Leading climate diplomat Sir David King says some developing countries are still vague about whether they will sign UN treaty
By Sophie Yeo
China, India and Brazil are not sending clear signals on whether they will sign a UN-backed global emissions reduction deal next year, says the UK’s top climate diplomat.
Their reluctance to confirm their position within the UN negotiations could still derail the process, warned Sir David King, the UK’s special representative for climate change, at a meeting in Parliament yesterday.
“There are no clear signs from those countries in negotiations that they are giving a green light,” he said, adding that this contrasted with the acute awareness of each state of the impact that climate change would have on their own farmlands, cities and coastlines.

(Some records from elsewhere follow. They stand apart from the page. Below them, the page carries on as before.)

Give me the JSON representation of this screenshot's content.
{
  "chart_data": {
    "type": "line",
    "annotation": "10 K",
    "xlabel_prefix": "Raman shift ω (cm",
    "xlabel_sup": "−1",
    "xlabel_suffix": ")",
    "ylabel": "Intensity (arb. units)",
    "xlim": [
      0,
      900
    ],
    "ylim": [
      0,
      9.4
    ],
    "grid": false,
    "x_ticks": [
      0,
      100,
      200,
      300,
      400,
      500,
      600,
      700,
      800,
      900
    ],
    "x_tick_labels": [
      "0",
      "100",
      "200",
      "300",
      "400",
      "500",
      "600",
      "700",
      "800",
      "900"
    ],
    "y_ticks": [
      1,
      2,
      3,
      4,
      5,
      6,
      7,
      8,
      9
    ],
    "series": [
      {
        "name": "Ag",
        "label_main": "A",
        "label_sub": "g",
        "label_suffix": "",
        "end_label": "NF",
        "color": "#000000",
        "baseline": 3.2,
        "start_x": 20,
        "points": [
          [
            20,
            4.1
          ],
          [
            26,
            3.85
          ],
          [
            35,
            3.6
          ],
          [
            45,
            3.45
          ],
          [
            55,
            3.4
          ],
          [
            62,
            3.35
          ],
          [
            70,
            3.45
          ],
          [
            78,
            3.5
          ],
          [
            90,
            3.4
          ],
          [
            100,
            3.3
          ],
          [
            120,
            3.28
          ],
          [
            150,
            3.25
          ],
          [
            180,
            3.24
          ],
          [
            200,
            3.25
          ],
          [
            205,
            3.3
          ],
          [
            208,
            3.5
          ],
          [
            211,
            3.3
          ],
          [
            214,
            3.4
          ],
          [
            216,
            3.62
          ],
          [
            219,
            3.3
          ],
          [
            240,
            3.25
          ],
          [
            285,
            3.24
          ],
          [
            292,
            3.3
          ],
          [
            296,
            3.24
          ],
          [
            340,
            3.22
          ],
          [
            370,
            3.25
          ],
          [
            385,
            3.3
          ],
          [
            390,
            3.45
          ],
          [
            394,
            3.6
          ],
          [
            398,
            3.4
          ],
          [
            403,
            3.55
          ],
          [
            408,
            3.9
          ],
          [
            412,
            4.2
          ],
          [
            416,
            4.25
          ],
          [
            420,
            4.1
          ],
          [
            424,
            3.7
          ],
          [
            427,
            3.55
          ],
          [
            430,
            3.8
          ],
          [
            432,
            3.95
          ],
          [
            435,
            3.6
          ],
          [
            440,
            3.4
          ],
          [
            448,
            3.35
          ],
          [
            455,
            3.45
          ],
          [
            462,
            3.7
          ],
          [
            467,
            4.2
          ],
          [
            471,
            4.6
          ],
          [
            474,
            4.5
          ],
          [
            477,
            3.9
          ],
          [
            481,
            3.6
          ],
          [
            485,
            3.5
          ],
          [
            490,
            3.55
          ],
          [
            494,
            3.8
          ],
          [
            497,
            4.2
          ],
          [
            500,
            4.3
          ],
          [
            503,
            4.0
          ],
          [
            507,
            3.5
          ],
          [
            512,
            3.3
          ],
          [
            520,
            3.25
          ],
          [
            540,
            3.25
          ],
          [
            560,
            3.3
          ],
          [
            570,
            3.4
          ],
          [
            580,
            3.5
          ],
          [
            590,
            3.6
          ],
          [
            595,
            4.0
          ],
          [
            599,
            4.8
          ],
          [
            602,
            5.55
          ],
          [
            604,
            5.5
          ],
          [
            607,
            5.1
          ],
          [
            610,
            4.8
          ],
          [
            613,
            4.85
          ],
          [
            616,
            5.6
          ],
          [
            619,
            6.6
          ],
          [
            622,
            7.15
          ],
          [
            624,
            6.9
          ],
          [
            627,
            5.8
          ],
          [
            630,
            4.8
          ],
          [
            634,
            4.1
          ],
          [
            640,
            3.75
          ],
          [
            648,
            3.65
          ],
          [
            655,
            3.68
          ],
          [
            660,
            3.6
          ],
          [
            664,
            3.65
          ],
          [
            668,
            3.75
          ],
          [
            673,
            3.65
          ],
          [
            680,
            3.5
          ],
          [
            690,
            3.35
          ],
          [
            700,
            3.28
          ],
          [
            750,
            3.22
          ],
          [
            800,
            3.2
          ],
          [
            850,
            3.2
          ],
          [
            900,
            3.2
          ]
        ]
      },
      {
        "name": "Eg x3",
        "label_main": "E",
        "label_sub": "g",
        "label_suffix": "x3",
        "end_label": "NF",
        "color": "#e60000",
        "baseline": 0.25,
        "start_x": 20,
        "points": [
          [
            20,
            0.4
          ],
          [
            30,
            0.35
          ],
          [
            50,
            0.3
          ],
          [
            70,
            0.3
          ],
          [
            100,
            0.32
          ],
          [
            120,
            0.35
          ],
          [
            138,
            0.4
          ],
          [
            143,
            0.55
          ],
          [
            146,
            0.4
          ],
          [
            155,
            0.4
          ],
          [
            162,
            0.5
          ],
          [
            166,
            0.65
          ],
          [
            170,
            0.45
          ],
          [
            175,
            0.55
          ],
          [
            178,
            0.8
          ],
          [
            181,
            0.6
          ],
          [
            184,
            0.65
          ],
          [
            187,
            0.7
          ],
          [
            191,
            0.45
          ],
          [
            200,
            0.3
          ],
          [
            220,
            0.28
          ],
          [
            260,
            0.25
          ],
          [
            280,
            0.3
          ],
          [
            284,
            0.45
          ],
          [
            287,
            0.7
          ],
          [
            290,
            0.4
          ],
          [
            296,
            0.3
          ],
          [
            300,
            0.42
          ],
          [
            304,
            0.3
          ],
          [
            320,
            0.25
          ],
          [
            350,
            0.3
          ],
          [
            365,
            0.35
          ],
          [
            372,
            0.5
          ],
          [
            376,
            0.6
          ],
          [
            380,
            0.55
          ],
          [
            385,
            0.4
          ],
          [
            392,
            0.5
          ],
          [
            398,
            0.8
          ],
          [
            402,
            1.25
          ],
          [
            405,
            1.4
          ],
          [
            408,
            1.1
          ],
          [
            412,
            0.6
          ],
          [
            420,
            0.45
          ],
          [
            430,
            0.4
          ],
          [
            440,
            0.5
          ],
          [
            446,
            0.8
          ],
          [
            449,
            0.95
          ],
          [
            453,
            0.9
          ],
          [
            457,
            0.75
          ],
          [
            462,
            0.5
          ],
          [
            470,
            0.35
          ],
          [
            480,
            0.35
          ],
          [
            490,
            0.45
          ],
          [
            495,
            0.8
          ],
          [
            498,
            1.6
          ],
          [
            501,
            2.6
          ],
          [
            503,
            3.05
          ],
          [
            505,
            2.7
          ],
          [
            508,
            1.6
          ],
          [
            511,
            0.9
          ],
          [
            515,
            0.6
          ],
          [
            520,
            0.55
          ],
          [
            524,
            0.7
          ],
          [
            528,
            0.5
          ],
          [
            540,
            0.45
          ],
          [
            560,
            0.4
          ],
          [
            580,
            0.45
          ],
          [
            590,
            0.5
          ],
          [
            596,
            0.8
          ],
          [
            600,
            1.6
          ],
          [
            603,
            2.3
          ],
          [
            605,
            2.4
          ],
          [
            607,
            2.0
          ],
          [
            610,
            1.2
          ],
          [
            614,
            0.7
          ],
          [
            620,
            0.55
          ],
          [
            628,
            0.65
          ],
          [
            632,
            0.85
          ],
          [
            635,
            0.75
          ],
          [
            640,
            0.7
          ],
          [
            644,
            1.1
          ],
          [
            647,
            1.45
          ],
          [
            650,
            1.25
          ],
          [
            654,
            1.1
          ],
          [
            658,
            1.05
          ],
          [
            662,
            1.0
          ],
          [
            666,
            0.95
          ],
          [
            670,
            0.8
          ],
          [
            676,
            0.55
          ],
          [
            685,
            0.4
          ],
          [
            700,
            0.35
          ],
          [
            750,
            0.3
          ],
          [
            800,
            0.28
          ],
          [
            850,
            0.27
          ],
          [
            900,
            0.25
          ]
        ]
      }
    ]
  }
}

Their silence also conflicted with ambitious action being taken at a domestic level, he said, citing India’s plans to build the world’s largest power station, and China’s position as a leading investor in onshore wind technology.
The UN has called all nations to gather in Paris in 2015 to try to agree a global climate change deal. If it succeeds, it will be the first treaty to commit all countries, both developed and developing, to cutting their emissions.
No money
Envoys meet this March in Bonn to start work on a draft text for the agreement, but clear differences persist over how to scale up the deployment of clean forms of energy, share technologies and compensate countries for damage incurred from extreme weather.
“The big issue is the one of finance,” said King, alluding to the US$100 billion a year industrialised countries promised to provide by 2020. “If the finance began to look as if it was going to materialise, it might break the deadlock,” he said.
Apart from two years of what was called ‘Fast State Finance’ where $30 billion a year was delivered between 2010-2012, funds have not been forthcoming in sufficient levels, causing a breakdown of trust between developed and developing nations.
This year’s launch of the UN-backed Green Climate Fund is expected to help drive funding levels higher, but the highest donation so far has come from South Korea, which as a developing country itself has no official obligation to contribute to the climate finance coffers.
Some, but not all, developing countries are unwilling to move first to take action on cutting their greenhouse gas emissions until they have received further assurances that they will receive the promised money.